Mary Babcock "78° 3′ 0′′ N" (detail)

“Water” at Wisconsin Museum of Quilts & Fiber Arts

Water addresses issues of conservation and climate change while embracing water’s evocative qualities and formal beauty. The exhibition brings together an exceptional group of contemporary artists whose work is inspired by the expressive possibilities of water. Located Cedarburg, Wisconsin, a region rich with fresh water, aims to bring attention to this valuable, yet vulnerable, resource through the lens of fiber- and video-based works, sculpture, and installation. The show is on display at the Wisconsin Museum of Quilts & Fiber Arts August 15–November 17, 2019. 

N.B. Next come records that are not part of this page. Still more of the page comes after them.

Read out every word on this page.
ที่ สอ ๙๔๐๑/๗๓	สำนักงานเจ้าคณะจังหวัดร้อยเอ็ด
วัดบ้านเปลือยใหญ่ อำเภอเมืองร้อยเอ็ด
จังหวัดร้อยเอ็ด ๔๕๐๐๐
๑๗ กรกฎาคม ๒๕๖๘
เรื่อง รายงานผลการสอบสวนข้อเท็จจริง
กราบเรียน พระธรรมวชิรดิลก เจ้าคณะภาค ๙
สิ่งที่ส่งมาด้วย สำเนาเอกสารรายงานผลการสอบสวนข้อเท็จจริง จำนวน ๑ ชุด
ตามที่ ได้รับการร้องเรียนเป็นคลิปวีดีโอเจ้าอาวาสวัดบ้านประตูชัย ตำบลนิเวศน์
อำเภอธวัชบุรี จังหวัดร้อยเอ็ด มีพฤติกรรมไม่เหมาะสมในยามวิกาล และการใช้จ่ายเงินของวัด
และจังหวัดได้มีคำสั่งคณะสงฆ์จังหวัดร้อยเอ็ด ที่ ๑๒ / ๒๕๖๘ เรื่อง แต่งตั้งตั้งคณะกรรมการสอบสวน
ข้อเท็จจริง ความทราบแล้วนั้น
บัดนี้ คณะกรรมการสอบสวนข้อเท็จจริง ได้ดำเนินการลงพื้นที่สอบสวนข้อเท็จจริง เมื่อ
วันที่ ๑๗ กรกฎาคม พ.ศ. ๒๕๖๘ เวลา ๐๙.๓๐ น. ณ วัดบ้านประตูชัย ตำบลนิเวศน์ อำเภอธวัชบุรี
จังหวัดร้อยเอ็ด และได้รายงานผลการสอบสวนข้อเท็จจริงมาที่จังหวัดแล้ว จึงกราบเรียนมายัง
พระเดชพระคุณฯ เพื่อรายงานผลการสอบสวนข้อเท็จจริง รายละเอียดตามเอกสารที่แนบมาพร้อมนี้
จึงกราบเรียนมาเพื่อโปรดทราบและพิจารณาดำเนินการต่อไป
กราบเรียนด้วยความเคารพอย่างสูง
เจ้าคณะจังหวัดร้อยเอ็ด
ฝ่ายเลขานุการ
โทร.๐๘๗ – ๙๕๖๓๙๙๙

Sarah Nishiura and Sarah Lauzon


Our environmental impact on water’s natural landscape is the foundation for the work by Terese Agnew, Susan Falkman, and Nnenna Okore. Agnew’s intricately embroidered quilt, which took years to complete, depicts a pastoral, watery scene of a proposed deep-pit-mine site in rural Wisconsin. Arctic melting and changing water patterns inform Falkman’s marble sculptures. Falkman, who carves stone to portray the softness of fabric and flow of water, created six new sculptures for Water,one of which will be permanently installed on the museum’s grounds. Internationally known for her work concerning environmental devastation, Okore’s richly textured fiber sculpture evokes the form of underwater plant life.

Terese Agnew

Jennifer Davies

Themes of ecology and reuse run throughout the work of Karyl Sisson and Akiko Ike. Undervaluedand discarded items, such as straws and zippers, form the building blocks of Sisson’s intricate sculptures that conjure sea creatures and anemones. Utilizing only recycled fabrics, Ike, an artist from Niigata, Japan, created three new large-scale carp, utilizing a special stitching technique called “chiku-chiku”—an onomatopoeic word for the sound of a stout needle going in and out of the cloth.

Karyl Sisson

Wisconsin artists Heidi Parkes and Nirmal Raja draw us close to home through their sensitive observations of Lake Michigan. Parkes’s contemplative quilts evoke the lake’s deep shades and color palette, and Raja’s video stitches the water’s surface and horizon line. The undulations and abstractions of water also inspire the work of shibori artists Frank Connet and Mary Mendla, paper artist Jennifer Davies, and quilters Sarah Nishiura and Sarah J. Lauzon. While Vicki Reed made a new installation using cyanotype, a photographic process on treated fabric, that interprets water as a metaphor for understanding our maternal history.

Heidi Parkes

Sarah Nishiura

The artists featured in the exhibition include Terese Agnew, Frank Connet, Jennifer Davies, Susan Falkman, Akiko Ike, Nnenna Okore, Karyl Sisson, Sarah J. Lauzon, Mary Mendla, Sarah Nishiura, Heidi Parkes, Nirmal Raja, and Vicki Reed.

Terese Agnew and Frank Connet

2 Comments

  • Jennifer Davies says

    November 5, 2019 at 7:47 pm

    Hi - I am so pleased to be included in this article about the “Water” exhibit and have one of my pieces reproduced. However, the name underneath it is Nnenna Okore, not mine, Jennifer Davies.

    • Lauren Sinner says

      November 11, 2019 at 12:30 pm

      Thank you catching that, Jennifer. I've made the change.